Johannesburg-Bulawayo by bus:  Two companies run modern buses overnight from Johannesburg/Pretoria to Bulawayo, with departures most nights.  The journey is takes about 13 hours from Pretoria.  Visit www.greyhound.co.za and www.translux.co.za for details.  Although neither as civilised or comfortable as a train, this is probably the simplest overland option. 

Johannesburg-Bulawayo by train+bus:  You can take the daily overnight 'Bosvelder' train (see train travel in South Africa) with sleeping-cars, from Johannesburg or Pretoria to Messina.  Messina is 12km short of the frontier at Beitbridge, from where you can take irregular African buses to both Harare and Bulawayo. 

Johannesburg-Botswana-Bulawayo by bus+train:  Take a bus or buses from Johannesburg via Mafeking to Lobatse in Botswana, just north of the South African frontier.  A daily overnight train with sleeping-cars runs from Lobatse via Gaborone to Francistown in Northern Botswana - see the Botswana page for times and fares.  Starting in June 2006, a modern (for Zimbabwe!) train runs 3 times a week from Francistown to Bulawayo - see the Train travel in Botswana page for times and days of running. 

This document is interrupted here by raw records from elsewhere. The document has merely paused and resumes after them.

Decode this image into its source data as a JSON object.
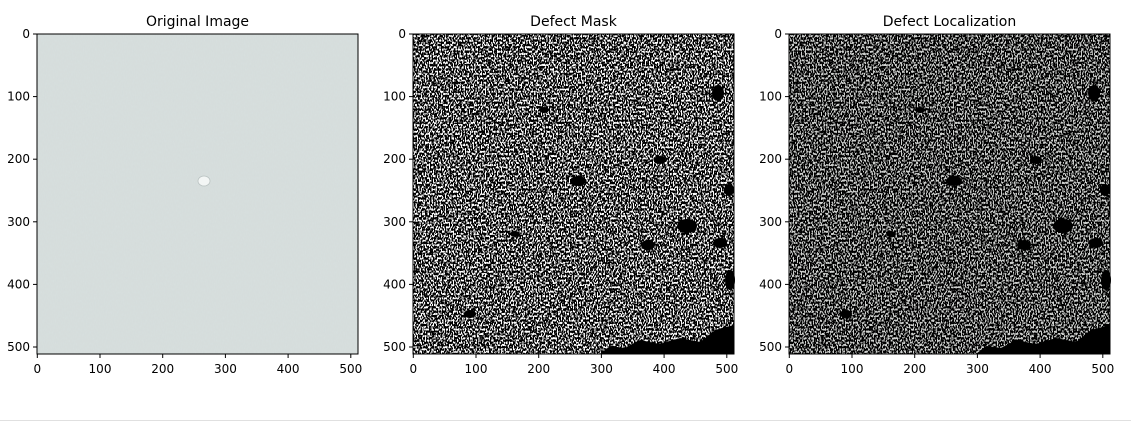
{
  "panels": [
    {
      "title": "Original Image",
      "kind": "original"
    },
    {
      "title": "Defect Mask",
      "kind": "mask"
    },
    {
      "title": "Defect Localization",
      "kind": "localization"
    }
  ],
  "axes": {
    "y_ticks": [
      "0",
      "100",
      "200",
      "300",
      "400",
      "500"
    ],
    "x_ticks": [
      "0",
      "100",
      "200",
      "300",
      "400",
      "500"
    ],
    "data_range": [
      0,
      512
    ]
  },
  "colors": {
    "original_fabric": "#d4dcdb",
    "mask_background": "#000000",
    "mask_foreground": "#ffffff",
    "localization_foreground": "#8e918f"
  }
}
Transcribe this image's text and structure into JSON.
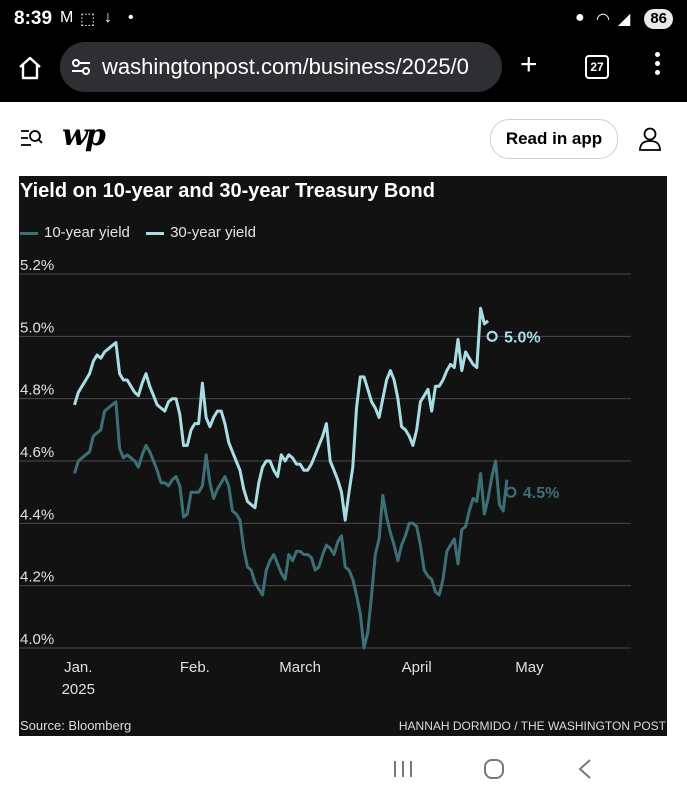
{
  "status_bar": {
    "time": "8:39",
    "battery": "86"
  },
  "browser": {
    "url": "washingtonpost.com/business/2025/0",
    "tab_count": "27"
  },
  "site_header": {
    "logo": "wp",
    "read_in_app": "Read in app"
  },
  "chart_data": {
    "type": "line",
    "title": "Yield on 10-year and 30-year Treasury Bond",
    "legend": [
      "10-year yield",
      "30-year yield"
    ],
    "y_ticks": [
      "5.2%",
      "5.0%",
      "4.8%",
      "4.6%",
      "4.4%",
      "4.2%",
      "4.0%"
    ],
    "ylim": [
      4.0,
      5.2
    ],
    "x_ticks": [
      {
        "label": "Jan.",
        "sub": "2025",
        "day": 3
      },
      {
        "label": "Feb.",
        "sub": "",
        "day": 34
      },
      {
        "label": "March",
        "sub": "",
        "day": 62
      },
      {
        "label": "April",
        "sub": "",
        "day": 93
      },
      {
        "label": "May",
        "sub": "",
        "day": 123
      }
    ],
    "xlim": [
      0,
      150
    ],
    "series": [
      {
        "name": "10-year yield",
        "color": "#3d7076",
        "end_label": "4.5%",
        "points": [
          [
            2,
            4.56
          ],
          [
            3,
            4.6
          ],
          [
            5,
            4.62
          ],
          [
            6,
            4.63
          ],
          [
            7,
            4.68
          ],
          [
            8,
            4.69
          ],
          [
            9,
            4.7
          ],
          [
            10,
            4.76
          ],
          [
            11,
            4.77
          ],
          [
            12,
            4.78
          ],
          [
            13,
            4.79
          ],
          [
            14,
            4.64
          ],
          [
            15,
            4.61
          ],
          [
            16,
            4.62
          ],
          [
            17,
            4.61
          ],
          [
            18,
            4.6
          ],
          [
            19,
            4.58
          ],
          [
            20,
            4.62
          ],
          [
            21,
            4.65
          ],
          [
            22,
            4.63
          ],
          [
            23,
            4.6
          ],
          [
            24,
            4.57
          ],
          [
            25,
            4.53
          ],
          [
            26,
            4.53
          ],
          [
            27,
            4.52
          ],
          [
            28,
            4.54
          ],
          [
            29,
            4.55
          ],
          [
            30,
            4.52
          ],
          [
            31,
            4.42
          ],
          [
            32,
            4.43
          ],
          [
            33,
            4.5
          ],
          [
            34,
            4.5
          ],
          [
            35,
            4.5
          ],
          [
            36,
            4.52
          ],
          [
            37,
            4.62
          ],
          [
            38,
            4.53
          ],
          [
            39,
            4.48
          ],
          [
            40,
            4.51
          ],
          [
            41,
            4.53
          ],
          [
            42,
            4.55
          ],
          [
            43,
            4.52
          ],
          [
            44,
            4.44
          ],
          [
            45,
            4.43
          ],
          [
            46,
            4.41
          ],
          [
            47,
            4.32
          ],
          [
            48,
            4.26
          ],
          [
            49,
            4.25
          ],
          [
            50,
            4.21
          ],
          [
            51,
            4.19
          ],
          [
            52,
            4.17
          ],
          [
            53,
            4.25
          ],
          [
            54,
            4.28
          ],
          [
            55,
            4.3
          ],
          [
            56,
            4.27
          ],
          [
            57,
            4.24
          ],
          [
            58,
            4.22
          ],
          [
            59,
            4.3
          ],
          [
            60,
            4.28
          ],
          [
            61,
            4.31
          ],
          [
            62,
            4.31
          ],
          [
            63,
            4.3
          ],
          [
            64,
            4.3
          ],
          [
            65,
            4.29
          ],
          [
            66,
            4.25
          ],
          [
            67,
            4.26
          ],
          [
            68,
            4.3
          ],
          [
            69,
            4.33
          ],
          [
            70,
            4.32
          ],
          [
            71,
            4.3
          ],
          [
            72,
            4.34
          ],
          [
            73,
            4.36
          ],
          [
            74,
            4.26
          ],
          [
            75,
            4.25
          ],
          [
            76,
            4.22
          ],
          [
            77,
            4.17
          ],
          [
            78,
            4.11
          ],
          [
            79,
            4.0
          ],
          [
            80,
            4.05
          ],
          [
            81,
            4.17
          ],
          [
            82,
            4.3
          ],
          [
            83,
            4.35
          ],
          [
            84,
            4.49
          ],
          [
            85,
            4.42
          ],
          [
            86,
            4.37
          ],
          [
            87,
            4.33
          ],
          [
            88,
            4.28
          ],
          [
            89,
            4.33
          ],
          [
            90,
            4.36
          ],
          [
            91,
            4.4
          ],
          [
            92,
            4.4
          ],
          [
            93,
            4.39
          ],
          [
            94,
            4.33
          ],
          [
            95,
            4.25
          ],
          [
            96,
            4.23
          ],
          [
            97,
            4.22
          ],
          [
            98,
            4.18
          ],
          [
            99,
            4.17
          ],
          [
            100,
            4.22
          ],
          [
            101,
            4.31
          ],
          [
            102,
            4.33
          ],
          [
            103,
            4.35
          ],
          [
            104,
            4.27
          ],
          [
            105,
            4.38
          ],
          [
            106,
            4.39
          ],
          [
            107,
            4.44
          ],
          [
            108,
            4.48
          ],
          [
            109,
            4.47
          ],
          [
            110,
            4.56
          ],
          [
            111,
            4.43
          ],
          [
            112,
            4.48
          ],
          [
            113,
            4.55
          ],
          [
            114,
            4.6
          ],
          [
            115,
            4.46
          ],
          [
            116,
            4.44
          ],
          [
            117,
            4.54
          ]
        ]
      },
      {
        "name": "30-year yield",
        "color": "#a8dde3",
        "end_label": "5.0%",
        "points": [
          [
            2,
            4.78
          ],
          [
            3,
            4.82
          ],
          [
            5,
            4.86
          ],
          [
            6,
            4.88
          ],
          [
            7,
            4.92
          ],
          [
            8,
            4.94
          ],
          [
            9,
            4.93
          ],
          [
            10,
            4.95
          ],
          [
            11,
            4.96
          ],
          [
            12,
            4.97
          ],
          [
            13,
            4.98
          ],
          [
            14,
            4.88
          ],
          [
            15,
            4.86
          ],
          [
            16,
            4.86
          ],
          [
            17,
            4.84
          ],
          [
            18,
            4.82
          ],
          [
            19,
            4.81
          ],
          [
            20,
            4.85
          ],
          [
            21,
            4.88
          ],
          [
            22,
            4.84
          ],
          [
            23,
            4.81
          ],
          [
            24,
            4.78
          ],
          [
            25,
            4.77
          ],
          [
            26,
            4.76
          ],
          [
            27,
            4.79
          ],
          [
            28,
            4.8
          ],
          [
            29,
            4.8
          ],
          [
            30,
            4.75
          ],
          [
            31,
            4.65
          ],
          [
            32,
            4.65
          ],
          [
            33,
            4.7
          ],
          [
            34,
            4.72
          ],
          [
            35,
            4.72
          ],
          [
            36,
            4.85
          ],
          [
            37,
            4.74
          ],
          [
            38,
            4.71
          ],
          [
            39,
            4.74
          ],
          [
            40,
            4.76
          ],
          [
            41,
            4.76
          ],
          [
            42,
            4.72
          ],
          [
            43,
            4.66
          ],
          [
            44,
            4.63
          ],
          [
            45,
            4.6
          ],
          [
            46,
            4.57
          ],
          [
            47,
            4.51
          ],
          [
            48,
            4.47
          ],
          [
            49,
            4.46
          ],
          [
            50,
            4.45
          ],
          [
            51,
            4.53
          ],
          [
            52,
            4.58
          ],
          [
            53,
            4.6
          ],
          [
            54,
            4.6
          ],
          [
            55,
            4.57
          ],
          [
            56,
            4.55
          ],
          [
            57,
            4.62
          ],
          [
            58,
            4.6
          ],
          [
            59,
            4.62
          ],
          [
            60,
            4.61
          ],
          [
            61,
            4.59
          ],
          [
            62,
            4.59
          ],
          [
            63,
            4.57
          ],
          [
            64,
            4.57
          ],
          [
            65,
            4.59
          ],
          [
            66,
            4.62
          ],
          [
            67,
            4.65
          ],
          [
            68,
            4.68
          ],
          [
            69,
            4.72
          ],
          [
            70,
            4.6
          ],
          [
            71,
            4.57
          ],
          [
            72,
            4.54
          ],
          [
            73,
            4.5
          ],
          [
            74,
            4.41
          ],
          [
            75,
            4.5
          ],
          [
            76,
            4.58
          ],
          [
            77,
            4.77
          ],
          [
            78,
            4.87
          ],
          [
            79,
            4.87
          ],
          [
            80,
            4.83
          ],
          [
            81,
            4.79
          ],
          [
            82,
            4.77
          ],
          [
            83,
            4.74
          ],
          [
            84,
            4.8
          ],
          [
            85,
            4.86
          ],
          [
            86,
            4.89
          ],
          [
            87,
            4.86
          ],
          [
            88,
            4.8
          ],
          [
            89,
            4.71
          ],
          [
            90,
            4.7
          ],
          [
            91,
            4.68
          ],
          [
            92,
            4.65
          ],
          [
            93,
            4.7
          ],
          [
            94,
            4.79
          ],
          [
            95,
            4.81
          ],
          [
            96,
            4.83
          ],
          [
            97,
            4.76
          ],
          [
            98,
            4.84
          ],
          [
            99,
            4.84
          ],
          [
            100,
            4.86
          ],
          [
            101,
            4.89
          ],
          [
            102,
            4.91
          ],
          [
            103,
            4.9
          ],
          [
            104,
            4.99
          ],
          [
            105,
            4.89
          ],
          [
            106,
            4.95
          ],
          [
            107,
            4.93
          ],
          [
            108,
            4.91
          ],
          [
            109,
            4.9
          ],
          [
            110,
            5.09
          ],
          [
            111,
            5.04
          ],
          [
            112,
            5.05
          ]
        ]
      }
    ],
    "source": "Source: Bloomberg",
    "credit": "HANNAH DORMIDO / THE WASHINGTON POST"
  }
}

Cruise trains South Africa to Zimbabwe:  If you have the money, there are several tourist 'cruise' trains.  The Blue Train (www.bluetrain.co.za) operates from Pretoria to Victoria Falls about once a month.  However, you can reckon on a one-way fare exceeding £500.  Rovos Rail (www.rovos.co.za) also operate on this route.  Check that these are still operating - Zimbabwe Railways' high haulage rates have hit these trains, too.


----------



## tedk

Simplest thing to do is fly Joburg Victoria Falls.


----------